On my hardware (8GB laptop with spinny disk, which is not stellar, but certainly adequate) running each form of the statement clearly shows a notable pause with the version using an index and a sort ( same keys on index as the sort statement). It is only a minor pause, but the difference is significant enough to notice.

Even looking at the explain output ( version 2.6 and up, or actually is there in 2.4.9 though not documented ) you can see the difference in that, though the $sort is optimized out due to the presence of an index, the time taken appears to be with index selection and then loading the indexed entries. Including all fields for a "covered" index query makes no difference.

Also for the record, purely indexing the date and only sorting on the date values gives the same result. Possibly slightly faster, but still slower than the natural index form without the sort.

So as long as you can happily "range" on the first and last _id values, then it is true that using the natural index on the insertion order is actually the most efficient way to do this. Your real world mileage may vary on whether this is practical for you or not and it might simply end up being more convenient to implement the index and sorting on the date.

But if you were happy with using _id ranges or greater than the "last" _id in your query, then perhaps one tweak in order to get the values along with your results so you can in fact store and use that information in successive queries:

db.temperature.aggregate([
    // Get documents "greater than" the "highest" _id value found last time
    { "$match": {
        "_id": { "$gt":  ObjectId("536076603e70a99790b7845d") }
    }},

    // Do the grouping with addition of the returned field
    { "$group": {
        "_id": "$station", 
        "result": { "$last":"$dt"},
        "t": {"$last":"$t"},
        "lastDoc": { "$last": "$_id" } 
    }}
])

And if you were actually "following on" the results like that then you can determine the maximum value of ObjectId from your results and use it in the next query.

Anyhow, have fun playing with that, but again Yes, in this case that query is the fastest way.

Question 2

An index is all you really need:

db.temperature.ensureIndex({ 'station': 1, 'dt': 1 })
for s in db.temperature.distinct('station'):
    db.temperature.find({ station: s }).sort({ dt : -1 }).limit(1)

of course using whatever syntax is actually valid for your language.

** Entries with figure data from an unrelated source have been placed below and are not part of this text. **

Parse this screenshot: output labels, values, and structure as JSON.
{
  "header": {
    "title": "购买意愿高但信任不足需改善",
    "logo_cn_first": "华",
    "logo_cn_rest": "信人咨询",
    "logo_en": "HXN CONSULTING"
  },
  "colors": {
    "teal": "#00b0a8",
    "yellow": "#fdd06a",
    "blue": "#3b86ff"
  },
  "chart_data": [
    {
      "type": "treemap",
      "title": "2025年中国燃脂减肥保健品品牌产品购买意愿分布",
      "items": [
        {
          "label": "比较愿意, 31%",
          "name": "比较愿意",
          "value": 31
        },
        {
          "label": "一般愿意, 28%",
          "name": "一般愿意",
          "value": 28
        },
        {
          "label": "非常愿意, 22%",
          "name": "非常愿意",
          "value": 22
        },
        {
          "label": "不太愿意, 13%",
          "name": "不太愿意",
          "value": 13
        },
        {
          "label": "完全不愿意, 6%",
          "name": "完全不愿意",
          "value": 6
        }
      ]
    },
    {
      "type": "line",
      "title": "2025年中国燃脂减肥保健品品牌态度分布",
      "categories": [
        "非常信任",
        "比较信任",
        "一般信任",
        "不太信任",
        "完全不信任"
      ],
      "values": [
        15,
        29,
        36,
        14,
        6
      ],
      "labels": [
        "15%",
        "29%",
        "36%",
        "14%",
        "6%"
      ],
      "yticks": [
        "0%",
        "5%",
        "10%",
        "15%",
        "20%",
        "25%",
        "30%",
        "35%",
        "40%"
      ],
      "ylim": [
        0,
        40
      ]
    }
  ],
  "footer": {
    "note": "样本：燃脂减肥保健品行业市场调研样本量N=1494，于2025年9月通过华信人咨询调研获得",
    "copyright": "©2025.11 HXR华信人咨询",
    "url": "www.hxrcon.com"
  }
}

Edit: You are correct that a loop like this incurs a round-trip per station, and it's great for a few stations, and not so good for 1000. You do still want the compound index on station+dt, though, and to take advantage of a descending sort:

db.temperature.aggregate([
    { $sort: { station: 1, dt: -1 } },
    { $group: { _id: "$station", result: {$first:"$dt"}, t: {$first:"$t"} } }
])

Question 3

As far as the aggregation query you've posted, I'd make certain that you have an index on dt:

db.temperature.ensureIndex({'dt': 1 })

This will make certain that the $sort at the beginning of the aggregation pipeline is as efficient as possible.

As to whether or not this is the most efficient way to get this data, vs. a query in a loop, will likely be a function of how many data points you have. In the beginning, with "thousands of stations" and perhaps hundreds of thousands of data points I'd think the aggregation approach will be faster.

However, as you add more and more data an issue is that the aggregation query will continue to touch all the documents. This will get increasingly expensive as you scale up to millions or more documents. One approach for that case would be to add a $limit right after the $sort to limit the total number of documents being considered. That's a bit hacky and inexact but it would help to limit the total number of documents that need to be accessed.